O conforto de Deus pode sim estar ao lado, ou mesmo abaixo, em pessoas humildes e sem recursos, mas prontos a participar e dividir conosco o nosso sofrimento e se quebrantar por nós diante de Deus clamando com o rosto em terra.

3- Perceba em você o anjo capaz de confortar.

As vezes fechamos os olhos aos sofrimentos alheios. É impressionante o fato do quão insensíveis somos capazes de ser quando se trata do sofrimento alheio. Geralmente não damos um passo sequer em direção ao sofredor, mesmo que este esteja perto, dividindo a mesma casa, emprego ou mesmo o banco da Igreja, nos tornamos cegos e surdos. Mesmo quando chegamos a perceber o sofrimento latente ao nosso redor, transferimos a carga para Deus. Claro, isso é inconteste, é Deus quem dá a força e o conforto, mas estes podem sim vir por nosso intermédio. Se focamos a história do Cristo agonizante no Getsêmani como o inicio de Seu calvário, ela terá sempre que ser uma lembrança de que o sofrimento dos oprimidos deve ter um fim.

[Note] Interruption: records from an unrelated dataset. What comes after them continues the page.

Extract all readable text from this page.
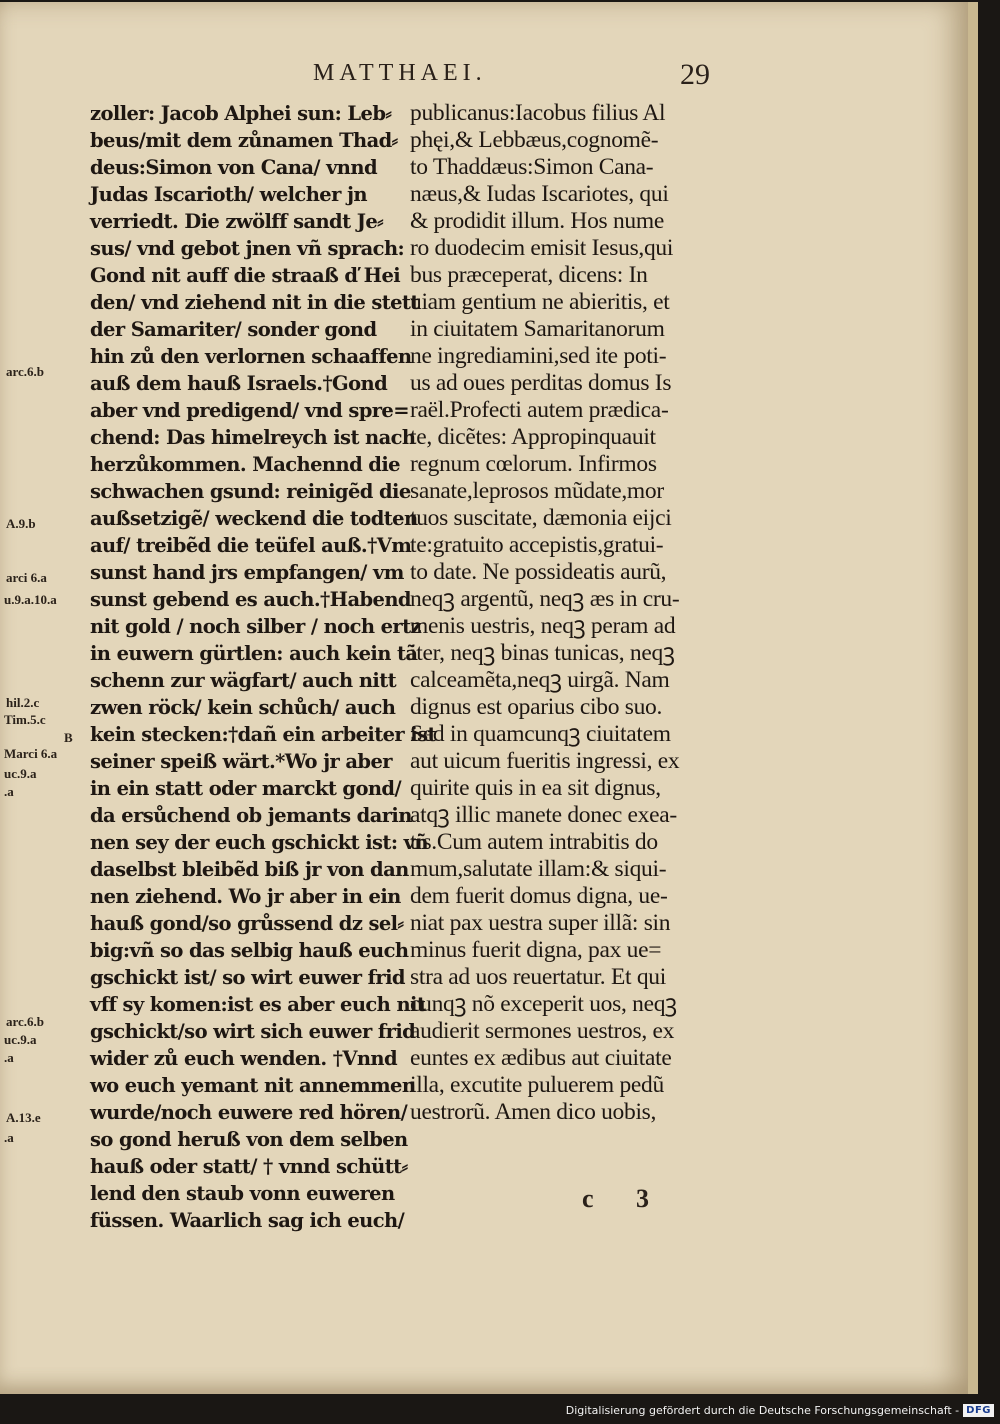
MATTHAEI.	29
zoller: Jacob Alphei sun: Leb⸗
beus/mit dem zůnamen Thad⸗
deus:Simon von Cana/ vnnd
Judas Iscarioth/ welcher jn
verriedt. Die zwölff sandt Je⸗
sus/ vnd gebot jnen vñ sprach:
Gond nit auff die straaß ď Hei
den/ vnd ziehend nit in die stett
der Samariter/ sonder gond
hin zů den verlornen schaaffen
auß dem hauß Israels.†Gond
aber vnd predigend/ vnd spre=
chend: Das himelreych ist nach
herzůkommen. Machennd die
schwachen gsund: reinigẽd die
außsetzigẽ/ weckend die todten
auf/ treibẽd die teüfel auß.†Vm
sunst hand jrs empfangen/ vm
sunst gebend es auch.†Habend
nit gold / noch silber / noch ertz
in euwern gürtlen: auch kein tã
schenn zur wägfart/ auch nitt
zwen röck/ kein schůch/ auch
kein stecken:†dañ ein arbeiter ist
seiner speiß wärt.*Wo jr aber
in ein statt oder marckt gond/
da ersůchend ob jemants darin
nen sey der euch gschickt ist: vñ
daselbst bleibẽd biß jr von dan
nen ziehend. Wo jr aber in ein
hauß gond/so grůssend dz sel⸗
big:vñ so das selbig hauß euch
gschickt ist/ so wirt euwer frid
vff sy komen:ist es aber euch nit
gschickt/so wirt sich euwer frid
wider zů euch wenden. †Vnnd
wo euch yemant nit annemmen
wurde/noch euwere red hören/
so gond heruß von dem selben
hauß oder statt/ † vnnd schütt⸗
lend den staub vonn euweren
füssen. Waarlich sag ich euch/
publicanus:Iacobus filius Al
phęi,& Lebbæus,cognomẽ-
to Thaddæus:Simon Cana-
næus,& Iudas Iscariotes, qui
& prodidit illum. Hos nume
ro duodecim emisit Iesus,qui
bus præceperat, dicens: In
uiam gentium ne abieritis, et
in ciuitatem Samaritanorum
ne ingrediamini,sed ite poti-
us ad oues perditas domus Is
raël.Profecti autem prædica-
te, dicẽtes: Appropinquauit
regnum cœlorum. Infirmos
sanate,leprosos mũdate,mor
tuos suscitate, dæmonia eijci
te:gratuito accepistis,gratui-
to date. Ne possideatis aurũ,
neqꝫ argentũ, neqꝫ æs in cru-
menis uestris, neqꝫ peram ad
iter, neqꝫ binas tunicas, neqꝫ
calceamẽta,neqꝫ uirgã. Nam
dignus est oparius cibo suo.
Sed in quamcunqꝫ ciuitatem
aut uicum fueritis ingressi, ex
quirite quis in ea sit dignus,
atqꝫ illic manete donec exea-
tis.Cum autem intrabitis do
mum,salutate illam:& siqui-
dem fuerit domus digna, ue-
niat pax uestra super illã: sin
minus fuerit digna, pax ue=
stra ad uos reuertatur. Et qui
cunqꝫ nõ exceperit uos, neqꝫ
audierit sermones uestros, ex
euntes ex ædibus aut ciuitate
illa, excutite puluerem pedũ
uestrorũ. Amen dico uobis,
arc.6.b
A.9.b
arci 6.a
u.9.a.10.a
hil.2.c
Tim.5.c
Marci 6.a
B
uc.9.a
.a
arc.6.b
uc.9.a
.a
A.13.e
.a
c 3
Digitalisierung gefördert durch die Deutsche Forschungsgemeinschaft - DFG
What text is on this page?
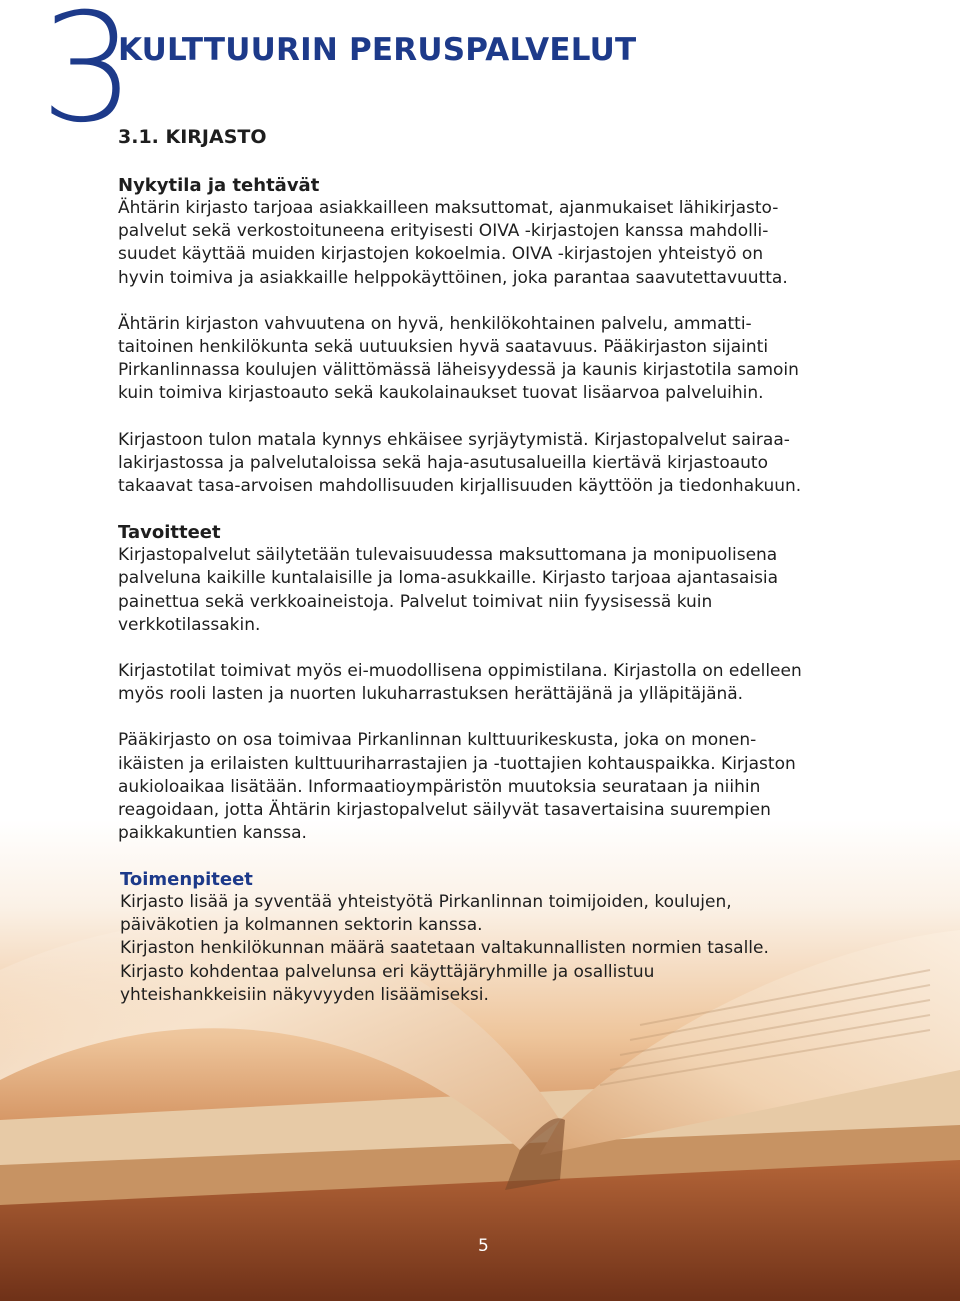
3
KULTTUURIN PERUSPALVELUT
3.1. KIRJASTO

Nykytila ja tehtävät

Ähtärin kirjasto tarjoaa asiakkailleen maksuttomat, ajanmukaiset lähikirjasto-

palvelut sekä verkostoituneena erityisesti OIVA -kirjastojen kanssa mahdolli-

suudet käyttää muiden kirjastojen kokoelmia. OIVA -kirjastojen yhteistyö on

hyvin toimiva ja asiakkaille helppokäyttöinen, joka parantaa saavutettavuutta.

Ähtärin kirjaston vahvuutena on hyvä, henkilökohtainen palvelu, ammatti-

taitoinen henkilökunta sekä uutuuksien hyvä saatavuus. Pääkirjaston sijainti

Pirkanlinnassa koulujen välittömässä läheisyydessä ja kaunis kirjastotila samoin

kuin toimiva kirjastoauto sekä kaukolainaukset tuovat lisäarvoa palveluihin.

Kirjastoon tulon matala kynnys ehkäisee syrjäytymistä. Kirjastopalvelut sairaa-

lakirjastossa ja palvelutaloissa sekä haja-asutusalueilla kiertävä kirjastoauto

takaavat tasa-arvoisen mahdollisuuden kirjallisuuden käyttöön ja tiedonhakuun.

Tavoitteet

Kirjastopalvelut säilytetään tulevaisuudessa maksuttomana ja monipuolisena

palveluna kaikille kuntalaisille ja loma-asukkaille. Kirjasto tarjoaa ajantasaisia

painettua sekä verkkoaineistoja. Palvelut toimivat niin fyysisessä kuin

verkkotilassakin.

Kirjastotilat toimivat myös ei-muodollisena oppimistilana. Kirjastolla on edelleen

myös rooli lasten ja nuorten lukuharrastuksen herättäjänä ja ylläpitäjänä.

Pääkirjasto on osa toimivaa Pirkanlinnan kulttuurikeskusta, joka on monen-

ikäisten ja erilaisten kulttuuriharrastajien ja -tuottajien kohtauspaikka. Kirjaston

aukioloaikaa lisätään. Informaatioympäristön muutoksia seurataan ja niihin

reagoidaan, jotta Ähtärin kirjastopalvelut säilyvät tasavertaisina suurempien

paikkakuntien kanssa.

Toimenpiteet

Kirjasto lisää ja syventää yhteistyötä Pirkanlinnan toimijoiden, koulujen,

päiväkotien ja kolmannen sektorin kanssa.

Kirjaston henkilökunnan määrä saatetaan valtakunnallisten normien tasalle.

Kirjasto kohdentaa palvelunsa eri käyttäjäryhmille ja osallistuu

yhteishankkeisiin näkyvyyden lisäämiseksi.

5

Vemos as gotas de sangue escorrendo até o chão, lamentamos, mas no fundo damos graças por não serem as nossas. Negligenciamos o fato de o nosso próprio Senhor, que pôs o rosto em terra e clamou intensamente em agonia profunda de espírito, continua a clamar naqueles que sofrem, que foram emudecidos e estão sob constrito. O Deus a qual professamos nossa fé diz de Si mesmo que habita no alto e Santo lugar, mas habita também com o contrito e abatido de espírito(IS 57-15) Evidenciar Deus na face dos que sofrem, e sofrer com Eles. Eis a forma mais digna de sofrimento: o que pretende dar fim a toda forma de sofrimento.
A opressão, não importando mais se a sua origem é econômica, espiritual ou política, coloca sobre a face do oprimido o próprio Deus, o mesmo Cristo sofredor do Jardim Getsêmani. Estender as mãos ao que clama, não permitir que o sofredor se mantenha isolado, cego, mudo e surdo incapaz notar que Deus está sim presente, é papel de todo filho tomado em graça e comprado por preço de muito sofrimento.
É claro que qualquer espécie de sofrimento é uma experiência absurda, pois opõe-se ao propósito de Deus para Sua criação. O sofrimento que se experimenta, poderá, todavia ter sentido quando é resultante de uma opção clara pela vida, pelo fim de toda e qualquer forma de sofrimento, principalmente quando se trata de sofredores inocentes. O sofrimento do mundo não pode acontecer sem que faça os filhos de Deus se verem também perturbados por ele. A salvação é um dom da graça de Deus, mas que demanda uma resposta concreta num ato de profundo comprometimento com aqueles que sofrem no mundo.